Guitarist Grant Green has been called one of “the unsung heroes of jazz guitar.” Green, who died young at 43, was known to be influenced musically by saxophonists like Charlie Parker, giving Green, as critic Dave Hunter described it, a distinctively “lithe, loose, slightly bluesy and righteously groovy” sound. Here’s Green on “Alone Together,” from his 1961 Blue Note album Green Street with Ben Tucker on bass and Dave Bailey on drums. Sounds like a guitar hero to me. What say you? https://www.youtube.com/watch?v=xOeDdS7Ic1Qlist=PLJ0SjCDDvC2XvVTw7npHRPHpEirHb14_F
Now that I’m painting, color is always on my mind and now that we’ve touched on green, why not go on to more color? To me, jazz is always about color anyway – tones, shadings, brilliant blasts of pure hue, lights and darks, fascinating embellishments along a single line, combinations that are more than the individual colors. So, I say, onward to blue!
Or in this case, the terrific trumpeter, Blue Mitchell. Mitchell played early on in the rhythm and blues world but after Cannonball Adderley picked him up and he recorded with Adderley on Riverside albums, it was straight on to jazz, most notably his stint with Horace Silver and then with his own Quartet. Here they are – the Blue Mitchell Quartet with a 1960 recording of “I’ll Close My Eyes” from the album, Blue’s Moods. Along with Mitchell, you’ll hear the fine work of Wynton Kelly on piano, Sam Jones on bass and Roy Brooks on drums. https://www.youtube.com/watch?v=VMgjS_HkCKM
Green, Blue, how about a touch of Red?
Researching and writing this blog is a joy every time as I discover musicians who are new to me. I know a lot about jazz, but as someone wiser than I am once pointed out, “Nobody can know everything about everything or even about one thing.” For me, those are words to live by. The world moves too fast these days to keep up with it all. This is by way of introduction to a musician new in my book, but well-known in the jazz world and one I’ve quickly come to appreciate.

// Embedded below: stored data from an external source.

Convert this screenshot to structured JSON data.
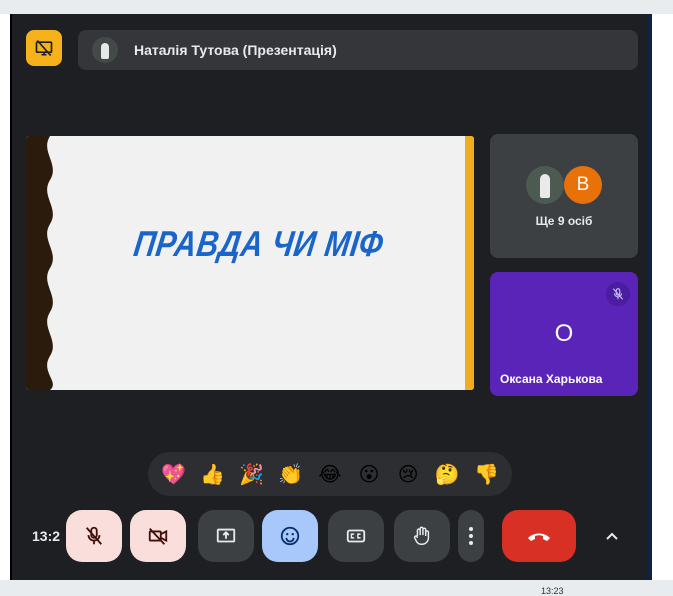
{
  "presenter": {
    "name": "Наталія Тутова (Презентація)"
  },
  "slide": {
    "title": "ПРАВДА ЧИ МІФ"
  },
  "participants": {
    "more_initial": "В",
    "more_label": "Ще 9 осіб",
    "person_initial": "О",
    "person_name": "Оксана Харькова"
  },
  "reactions": [
    "💖",
    "👍",
    "🎉",
    "👏",
    "😂",
    "😮",
    "😢",
    "🤔",
    "👎"
  ],
  "controls": {
    "clock": "13:2"
  },
  "taskbar": {
    "time": "13:23"
  },
  "colors": {
    "background": "#1e1f22",
    "tile": "#3c4043",
    "accent_yellow": "#f6b21b",
    "person_tile": "#5b24b9",
    "slide_title": "#1a65c9",
    "end_call": "#d93025",
    "active_button": "#a8c7fa",
    "muted_button": "#f9dedc"
  }
}
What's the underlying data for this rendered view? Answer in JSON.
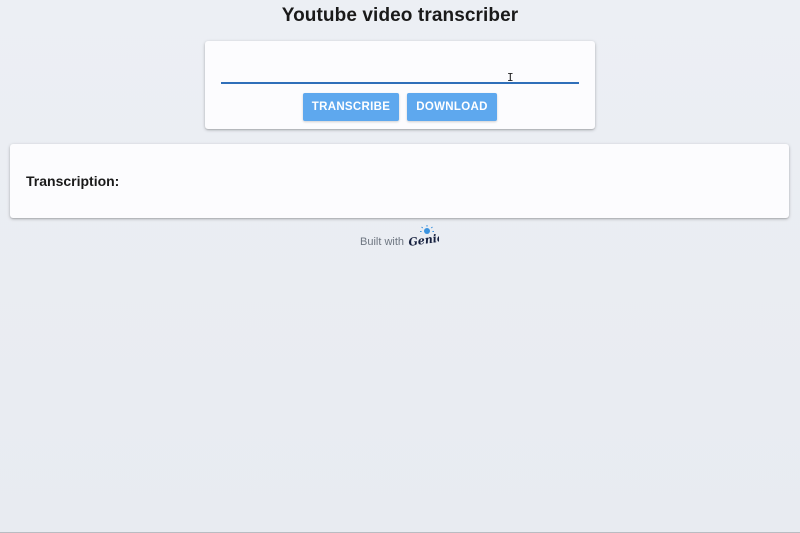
{
  "page": {
    "title": "Youtube video transcriber"
  },
  "form": {
    "url_value": "",
    "url_placeholder": "",
    "transcribe_label": "TRANSCRIBE",
    "download_label": "DOWNLOAD"
  },
  "result": {
    "label": "Transcription:",
    "text": ""
  },
  "footer": {
    "built_with_label": "Built with",
    "logo_text": "Genie",
    "logo_icon": "genie-lamp-icon"
  },
  "colors": {
    "background": "#e9edf3",
    "card": "#fcfcfe",
    "button": "#5ea8ee",
    "input_underline": "#2f6fb9",
    "footer_text": "#6e7681",
    "logo_dark": "#17213f",
    "logo_accent": "#3b93df"
  }
}
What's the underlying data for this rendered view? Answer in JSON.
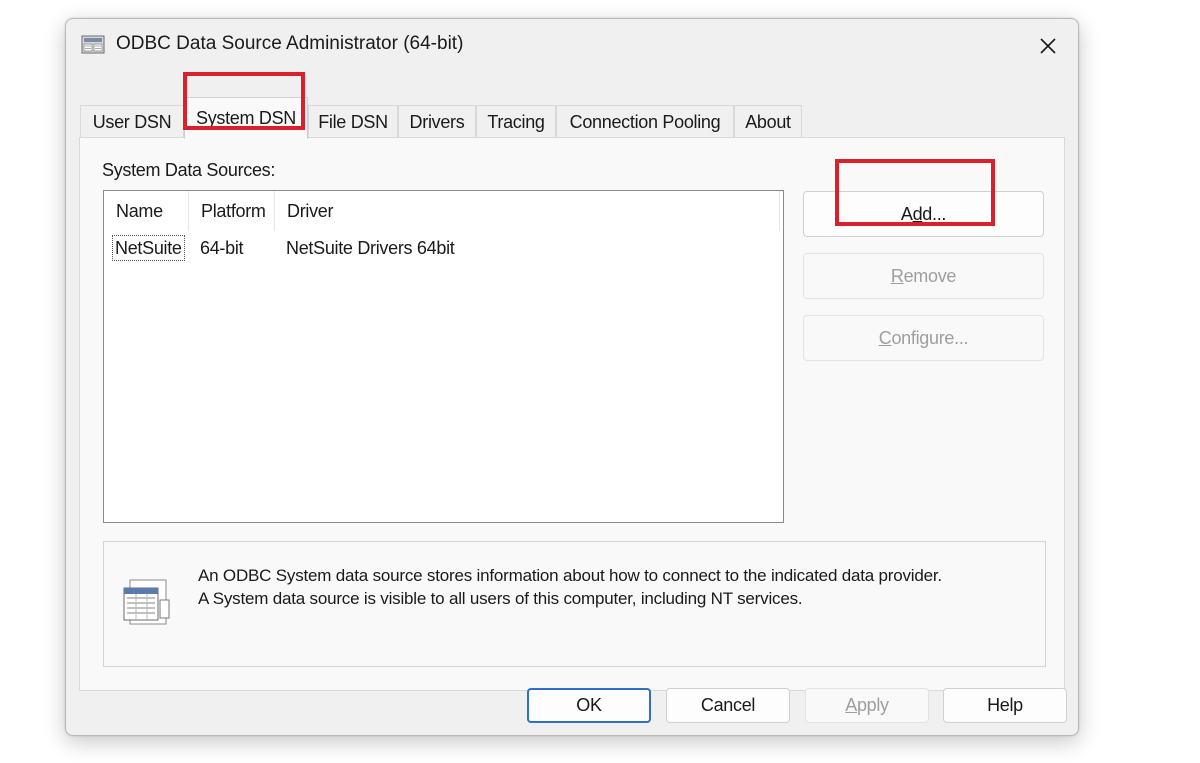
{
  "window": {
    "title": "ODBC Data Source Administrator (64-bit)"
  },
  "tabs": [
    {
      "label": "User DSN",
      "active": false
    },
    {
      "label": "System DSN",
      "active": true
    },
    {
      "label": "File DSN",
      "active": false
    },
    {
      "label": "Drivers",
      "active": false
    },
    {
      "label": "Tracing",
      "active": false
    },
    {
      "label": "Connection Pooling",
      "active": false
    },
    {
      "label": "About",
      "active": false
    }
  ],
  "panel": {
    "section_label": "System Data Sources:",
    "list": {
      "columns": [
        "Name",
        "Platform",
        "Driver"
      ],
      "rows": [
        {
          "name": "NetSuite",
          "platform": "64-bit",
          "driver": "NetSuite Drivers 64bit"
        }
      ]
    },
    "buttons": {
      "add": {
        "pre": "A",
        "key": "d",
        "post": "d..."
      },
      "remove": {
        "pre": "",
        "key": "R",
        "post": "emove",
        "disabled": true
      },
      "configure": {
        "pre": "",
        "key": "C",
        "post": "onfigure...",
        "disabled": true
      }
    },
    "info": {
      "line1": "An ODBC System data source stores information about how to connect to the indicated data provider.",
      "line2": "A System data source is visible to all users of this computer, including NT services."
    }
  },
  "footer": {
    "ok": "OK",
    "cancel": "Cancel",
    "apply": {
      "pre": "",
      "key": "A",
      "post": "pply",
      "disabled": true
    },
    "help": "Help"
  },
  "highlight_color": "#d9202b",
  "accent_color": "#2f6fc8"
}
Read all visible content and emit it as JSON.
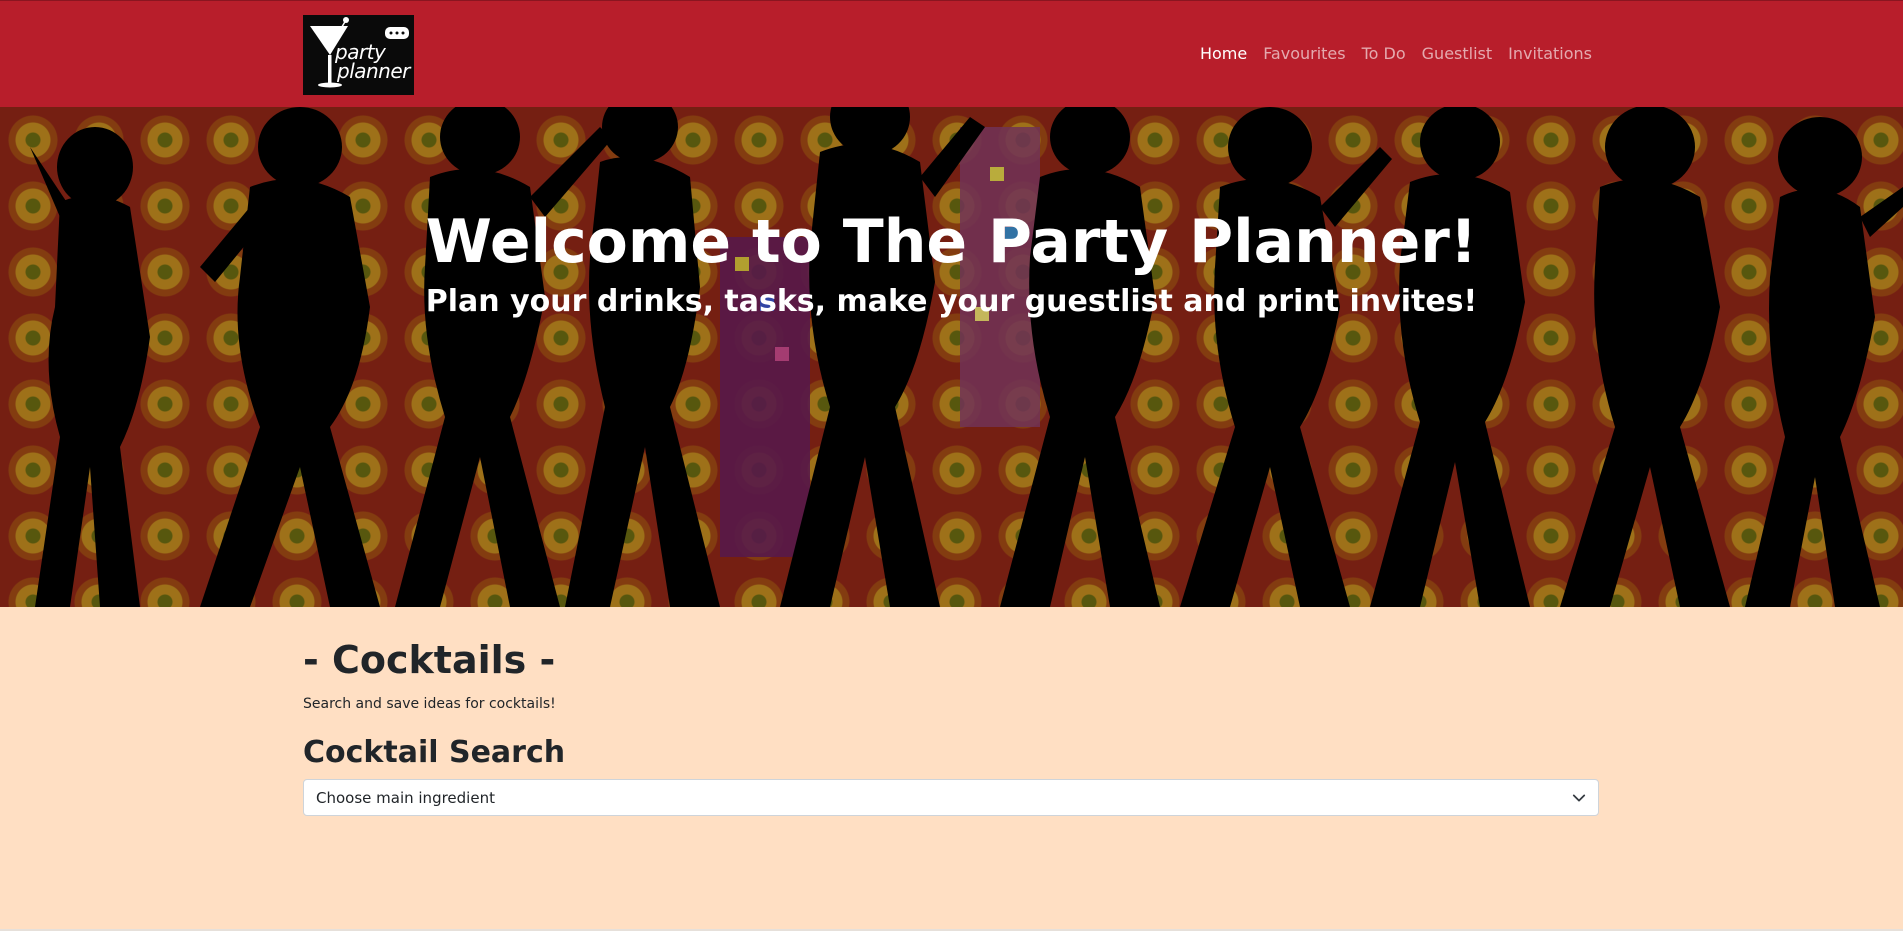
{
  "brand": {
    "logo_line1": "party",
    "logo_line2": "planner"
  },
  "nav": {
    "items": [
      {
        "label": "Home",
        "active": true
      },
      {
        "label": "Favourites",
        "active": false
      },
      {
        "label": "To Do",
        "active": false
      },
      {
        "label": "Guestlist",
        "active": false
      },
      {
        "label": "Invitations",
        "active": false
      }
    ]
  },
  "hero": {
    "title": "Welcome to The Party Planner!",
    "subtitle": "Plan your drinks, tasks, make your guestlist and print invites!"
  },
  "cocktails": {
    "heading": "- Cocktails -",
    "description": "Search and save ideas for cocktails!",
    "search_heading": "Cocktail Search",
    "select_value": "Choose main ingredient"
  },
  "colors": {
    "navbar": "#b81e2b",
    "page_background": "#ffdfc3",
    "hero_pattern_red": "#8f2617",
    "hero_pattern_gold": "#c18a1f",
    "silhouette": "#000000"
  },
  "icons": {
    "logo": "martini-glass-icon",
    "select_caret": "chevron-down-icon"
  }
}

George Sylvester “Red” Callender is so well-known in the jazz world, I’m embarrassed to say that I only heard of him this week. Callender was a jazz bassist and jazz tuba player as well as a composer. Callender’s list of credentials is long and impressive, but one in particular caught my eye – his association with Jimmie and Jeanie Cheatham’s Sweet Baby Blues band. Jimmie’s gone now, but Jeanie’s keepin’ up with San Diego in a big way and is a personal friend here. She has some great stories, too. But enough talk. Let’s hear some original Red Callender from his 1950s Swingin’ Suite album for Crown Records. He’s here with his tune, “Pastel” assisted mightily by Parr Jones on trumpet, John Ewing on trombone, Bill Green on alto sax and flute, Buddy Collette on tenor sax and clarinet, Clyde Dunn on baritone sax, Eddie Beal on piano, Bill Douglass on drums, Frank Bode on bongos. Of course, the talented Mr. Red Callender is on bass. Enjoy. https://www.youtube.com/watch?v=PvFexcD1J-I
That’s it for this time, JazzBabies. Maybe you’ll get out to hear some jazz or catch a ball game this weekend. If you happen to get rained out and want something to watch, try the best baseball movie ever made, Bang the Drum Slowly, with a young Michael Moriarty and his also young teammate, Robert deNiro. This one happens to have a terrific sound track, too, including a guitar-playing catcher.